Tag Archives: Adelsverein: The Sowing

Adelsverein: The Sowing

This wonderful second novel of a trilogy about the German settlements in the Texas Hill Country concerns the tragic Civil War years, when an apparent majority turned its back on the old efforts to bring the proud but always-threatened and always-broke Republic of Texas into the Union. Texas was much smaller then but still had fewer slaves than most slave states, and author Celia Hayes contends that it was mainly the John Brown raid on Harper’s Ferry and subsequent rumors of possible slave insurrections that drove Texas into the Confederacy.

With the departure of so many of the state’s finest (including many Germans) to the battlefields of Tennessee and Virginia, the scoundrels took over the home front. Particularly in the hills where so many settlers more often spoke German than English and so were considered foreigners of dubious loyalty. Indeed many of them were Unionists, as a monument to some murdered ones, erected in Comfort in 1866, still attests. Tragedy likewise comes to Hayes’ main characters, the fictitious Becker and Steinmetz families, and we suffer along with them in the fulsome emotion her story has created in us.

This is old-fashioned story-telling at its best, and I was pleased to see many fewer typos and misspellings than in the first book. And I have bought the third one, the Harvest, and look forward to it.
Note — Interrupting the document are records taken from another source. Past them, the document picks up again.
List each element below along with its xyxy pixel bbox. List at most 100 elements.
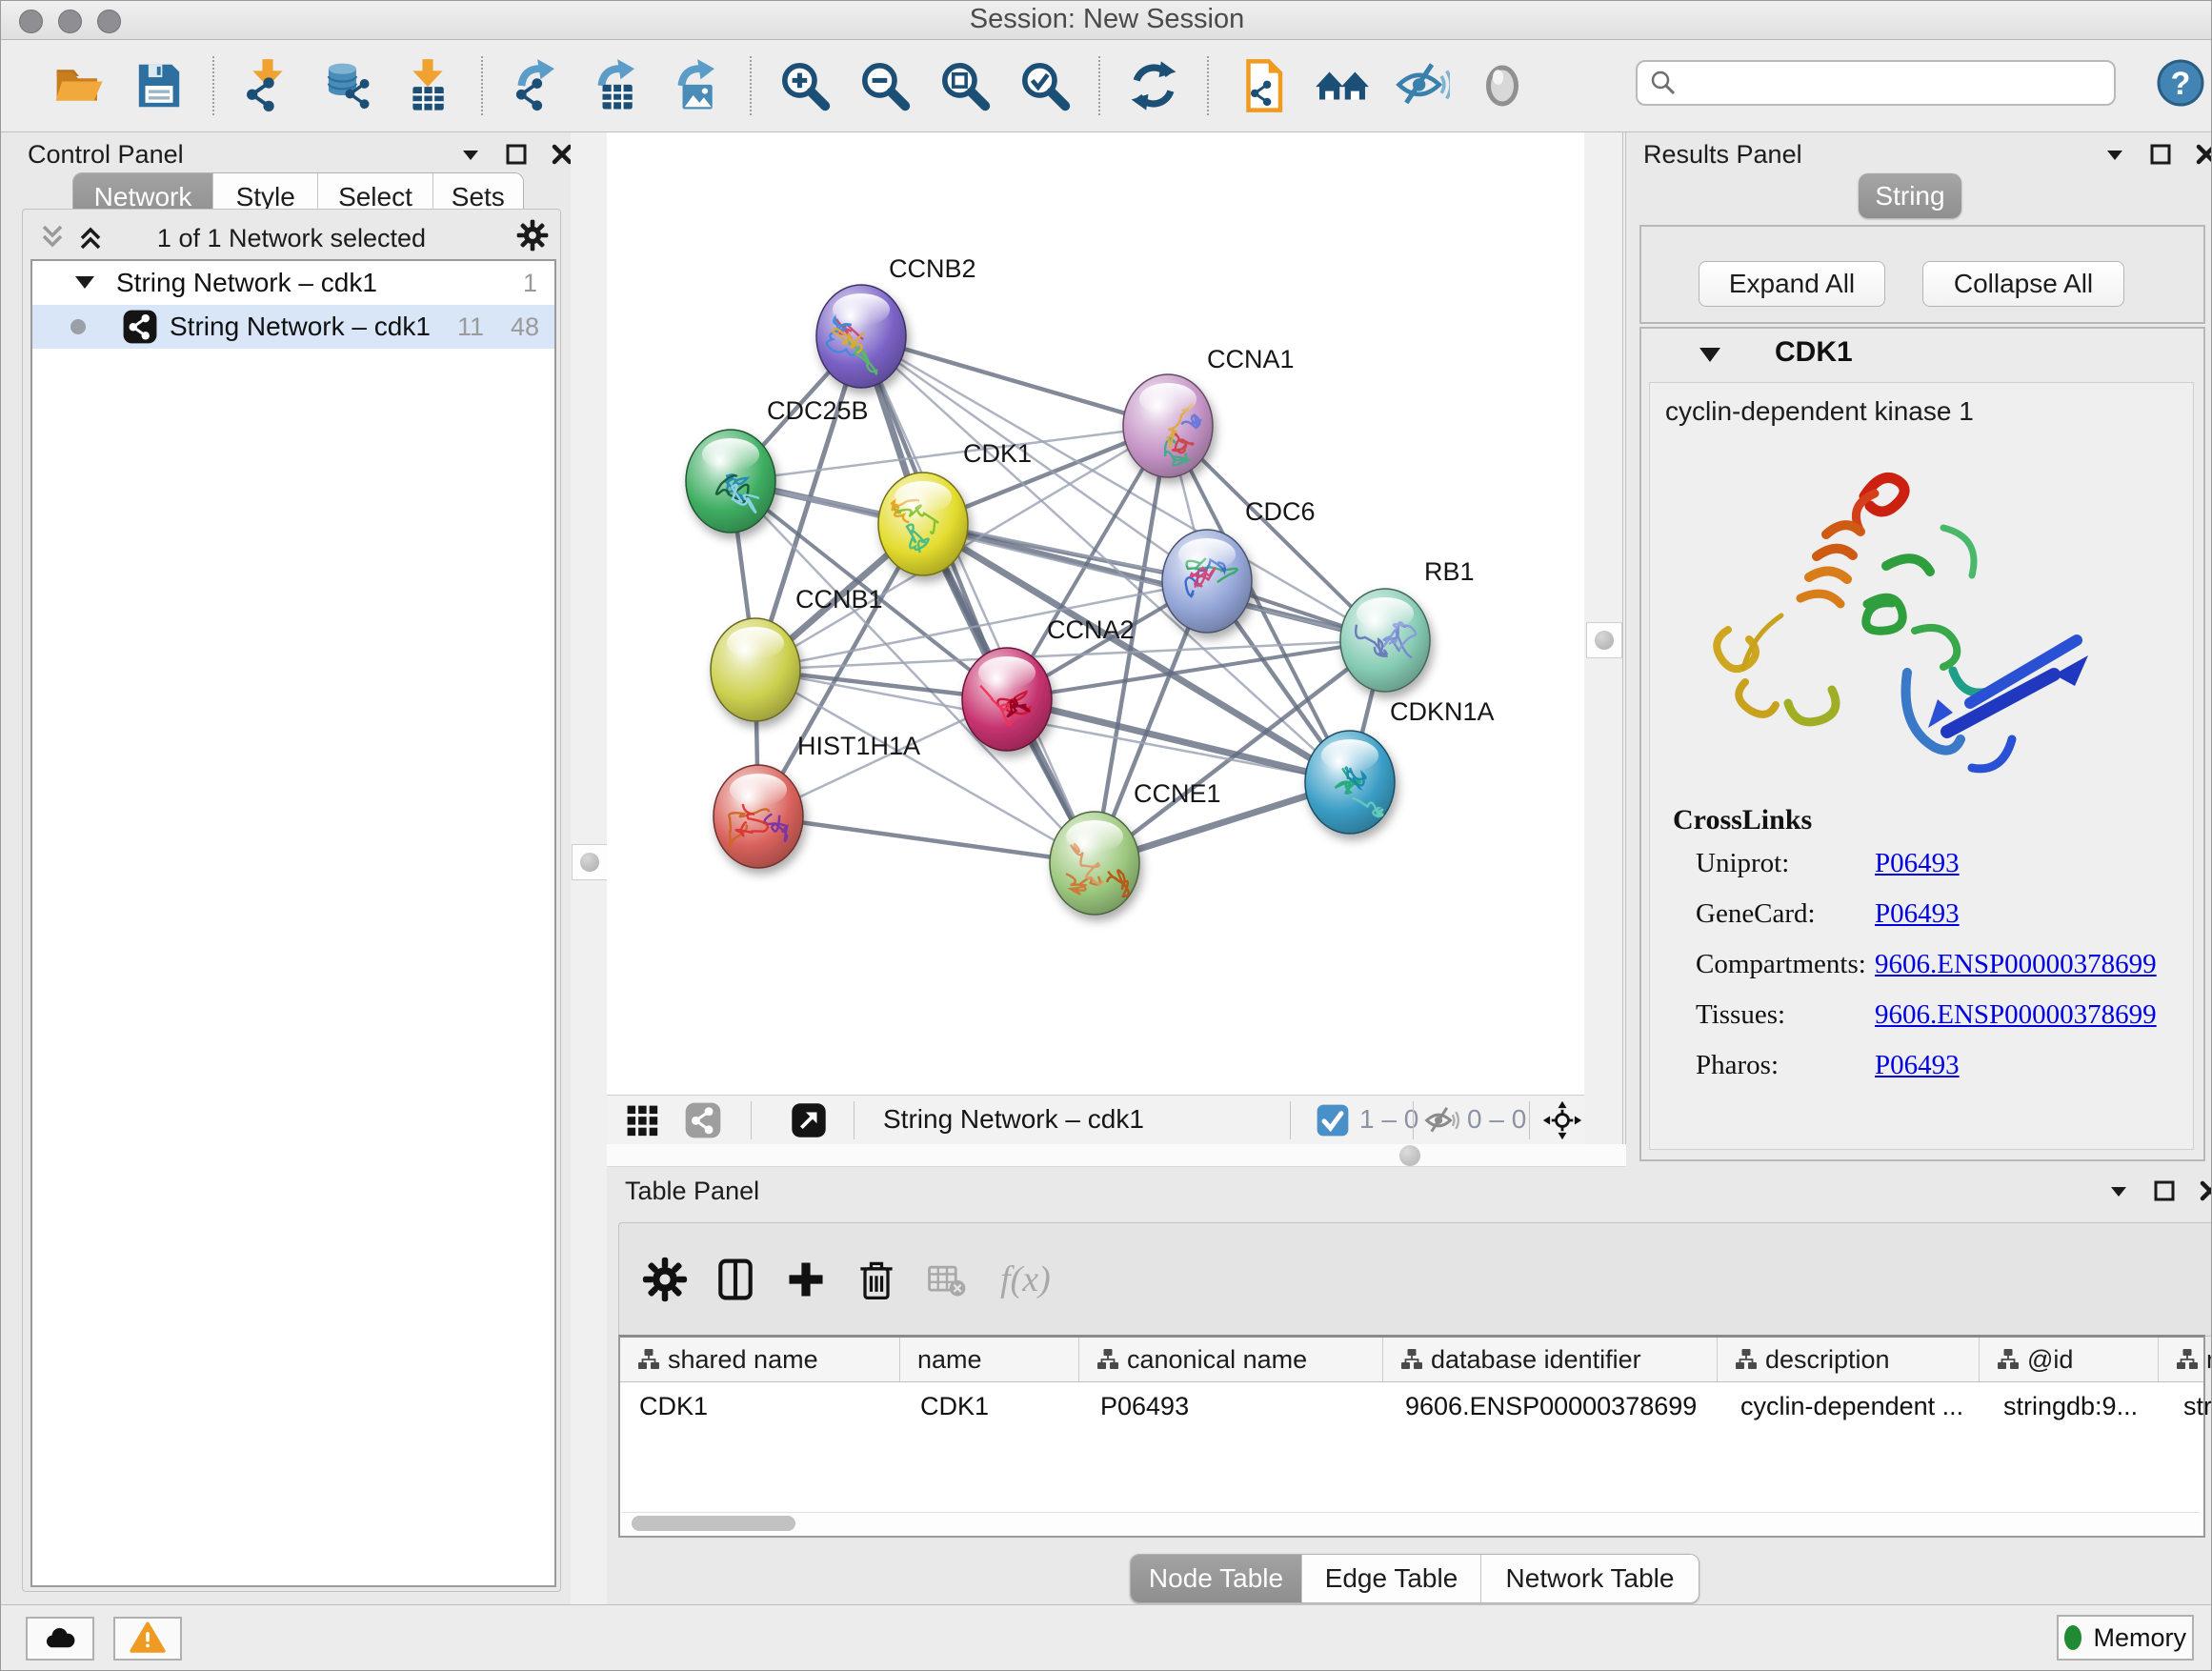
network-node-CCNB2[interactable] bbox=[816, 285, 906, 388]
network-graph[interactable]: CCNB2CCNA1CDC25BCDK1CDC6RB1CCNB1CCNA2CDK… bbox=[607, 132, 1584, 1095]
crosslink-link[interactable]: 9606.ENSP00000378699 bbox=[1875, 999, 2157, 1031]
column-header-namespace[interactable]: namespace bbox=[2159, 1338, 2212, 1381]
save-session-button[interactable] bbox=[131, 58, 187, 113]
zoom-in-button[interactable] bbox=[777, 58, 833, 113]
table-cell[interactable]: 9606.ENSP00000378699 bbox=[1386, 1382, 1721, 1430]
delete-column-button[interactable] bbox=[854, 1257, 899, 1302]
column-header-description[interactable]: description bbox=[1718, 1338, 1980, 1381]
collapse-panel-icon[interactable] bbox=[2106, 1178, 2131, 1203]
edge-HIST1H1A-CCNE1[interactable] bbox=[758, 816, 1095, 863]
network-node-CCNA2[interactable] bbox=[962, 648, 1052, 751]
share-document-button[interactable] bbox=[1235, 58, 1290, 113]
crosslink-link[interactable]: P06493 bbox=[1875, 1050, 1960, 1081]
network-node-CCNA1[interactable] bbox=[1123, 374, 1213, 477]
network-node-CDKN1A[interactable] bbox=[1305, 731, 1395, 834]
pan-crosshair-icon[interactable] bbox=[1542, 1100, 1582, 1140]
table-cell[interactable]: stringdb bbox=[2164, 1382, 2212, 1430]
expand-all-button[interactable]: Expand All bbox=[1699, 261, 1885, 307]
left-splitter[interactable] bbox=[571, 132, 607, 1604]
cloud-button[interactable] bbox=[26, 1617, 94, 1661]
horizontal-splitter[interactable] bbox=[607, 1144, 1626, 1167]
edge-CCNB2-CCNE1[interactable] bbox=[861, 336, 1095, 863]
collapse-panel-icon[interactable] bbox=[2102, 142, 2127, 167]
table-settings-button[interactable] bbox=[642, 1257, 688, 1302]
show-eye-button[interactable] bbox=[1475, 58, 1530, 113]
hidden-eye-icon[interactable] bbox=[1423, 1101, 1459, 1139]
export-network-icon bbox=[509, 58, 564, 113]
network-node-CCNB1[interactable] bbox=[711, 618, 800, 721]
help-button[interactable]: ? bbox=[2156, 58, 2205, 108]
close-panel-icon[interactable] bbox=[2194, 142, 2212, 167]
tree-collapse-icon[interactable] bbox=[72, 268, 101, 298]
import-network-button[interactable] bbox=[240, 58, 295, 113]
float-panel-icon[interactable] bbox=[2152, 1178, 2177, 1203]
network-node-RB1[interactable] bbox=[1340, 589, 1430, 692]
table-row[interactable]: CDK1CDK1P064939606.ENSP00000378699cyclin… bbox=[620, 1382, 2203, 1430]
zoom-fit-button[interactable] bbox=[937, 58, 993, 113]
gene-section-header[interactable]: CDK1 bbox=[1641, 329, 2203, 380]
hide-eye-button[interactable] bbox=[1395, 58, 1450, 113]
edge-CCNB2-CCNA1[interactable] bbox=[861, 336, 1168, 426]
refresh-view-button[interactable] bbox=[1126, 58, 1181, 113]
crosslink-row: GeneCard:P06493 bbox=[1696, 898, 2182, 938]
column-header-database-identifier[interactable]: database identifier bbox=[1383, 1338, 1718, 1381]
close-panel-icon[interactable] bbox=[2198, 1178, 2212, 1203]
open-view-icon[interactable] bbox=[790, 1101, 828, 1139]
home-button[interactable] bbox=[1315, 58, 1370, 113]
collapse-all-button[interactable]: Collapse All bbox=[1922, 261, 2124, 307]
selected-checkbox-icon[interactable] bbox=[1316, 1103, 1350, 1137]
tab-node-table[interactable]: Node Table bbox=[1131, 1555, 1302, 1602]
table-cell[interactable]: cyclin-dependent ... bbox=[1721, 1382, 1984, 1430]
export-network-button[interactable] bbox=[509, 58, 564, 113]
export-image-button[interactable] bbox=[669, 58, 724, 113]
network-node-CDK1[interactable] bbox=[878, 473, 968, 575]
network-options-gear-icon[interactable] bbox=[516, 219, 549, 252]
gene-collapse-icon[interactable] bbox=[1697, 344, 1723, 370]
network-node-CDC6[interactable] bbox=[1162, 530, 1252, 633]
network-node-HIST1H1A[interactable] bbox=[714, 765, 803, 868]
float-panel-icon[interactable] bbox=[504, 142, 529, 167]
table-horizontal-scrollbar[interactable] bbox=[622, 1512, 2200, 1534]
table-cell[interactable]: stringdb:9... bbox=[1984, 1382, 2164, 1430]
column-header-canonical-name[interactable]: canonical name bbox=[1079, 1338, 1383, 1381]
add-column-button[interactable] bbox=[783, 1257, 829, 1302]
tab-network-table[interactable]: Network Table bbox=[1481, 1555, 1699, 1602]
table-cell[interactable]: CDK1 bbox=[620, 1382, 901, 1430]
column-header-name[interactable]: name bbox=[900, 1338, 1079, 1381]
network-row[interactable]: String Network – cdk1 11 48 bbox=[32, 305, 554, 349]
string-view-icon[interactable] bbox=[684, 1101, 722, 1139]
show-columns-button[interactable] bbox=[713, 1257, 758, 1302]
network-collection-row[interactable]: String Network – cdk1 1 bbox=[32, 261, 554, 305]
memory-button[interactable]: Memory bbox=[2057, 1615, 2194, 1661]
tab-string[interactable]: String bbox=[1859, 173, 1961, 218]
refresh-view-icon bbox=[1126, 58, 1181, 113]
divider bbox=[1529, 1101, 1530, 1139]
birds-eye-view-icon[interactable] bbox=[623, 1101, 661, 1139]
crosslink-link[interactable]: P06493 bbox=[1875, 898, 1960, 930]
network-canvas[interactable]: CCNB2CCNA1CDC25BCDK1CDC6RB1CCNB1CCNA2CDK… bbox=[607, 132, 1584, 1095]
scrollbar-thumb[interactable] bbox=[632, 1516, 795, 1531]
network-node-CDC25B[interactable] bbox=[686, 430, 775, 533]
right-splitter[interactable] bbox=[1584, 132, 1626, 1144]
column-header--id[interactable]: @id bbox=[1980, 1338, 2159, 1381]
horizontal-splitter-handle[interactable] bbox=[1399, 1145, 1420, 1166]
collapse-panel-icon[interactable] bbox=[458, 142, 483, 167]
column-header-shared-name[interactable]: shared name bbox=[620, 1338, 900, 1381]
network-node-CCNE1[interactable] bbox=[1050, 812, 1139, 915]
right-splitter-handle[interactable] bbox=[1586, 622, 1622, 658]
warning-button[interactable] bbox=[113, 1617, 182, 1661]
search-input[interactable] bbox=[1678, 68, 2114, 99]
zoom-out-button[interactable] bbox=[857, 58, 913, 113]
left-splitter-handle[interactable] bbox=[572, 844, 608, 880]
float-panel-icon[interactable] bbox=[2148, 142, 2173, 167]
export-table-button[interactable] bbox=[589, 58, 644, 113]
tab-edge-table[interactable]: Edge Table bbox=[1302, 1555, 1481, 1602]
zoom-selected-button[interactable] bbox=[1017, 58, 1073, 113]
crosslink-link[interactable]: 9606.ENSP00000378699 bbox=[1875, 949, 2157, 980]
import-database-button[interactable] bbox=[320, 58, 375, 113]
import-table-button[interactable] bbox=[400, 58, 455, 113]
crosslink-link[interactable]: P06493 bbox=[1875, 848, 1960, 879]
open-session-button[interactable] bbox=[51, 58, 107, 113]
table-cell[interactable]: P06493 bbox=[1081, 1382, 1386, 1430]
table-cell[interactable]: CDK1 bbox=[901, 1382, 1081, 1430]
The old German towns of the hills, especially Fredericksburg, the principal place of the tale, are now major tourist attractions, something the old German burghers would have been pleased to know. It’s enriching to now have an emotional attachment to such as the old coffee-mill-style Verein’s Kirche (which still stands amidst the daily bustle on Main Street) thanks to Mrs. Hayes good writings.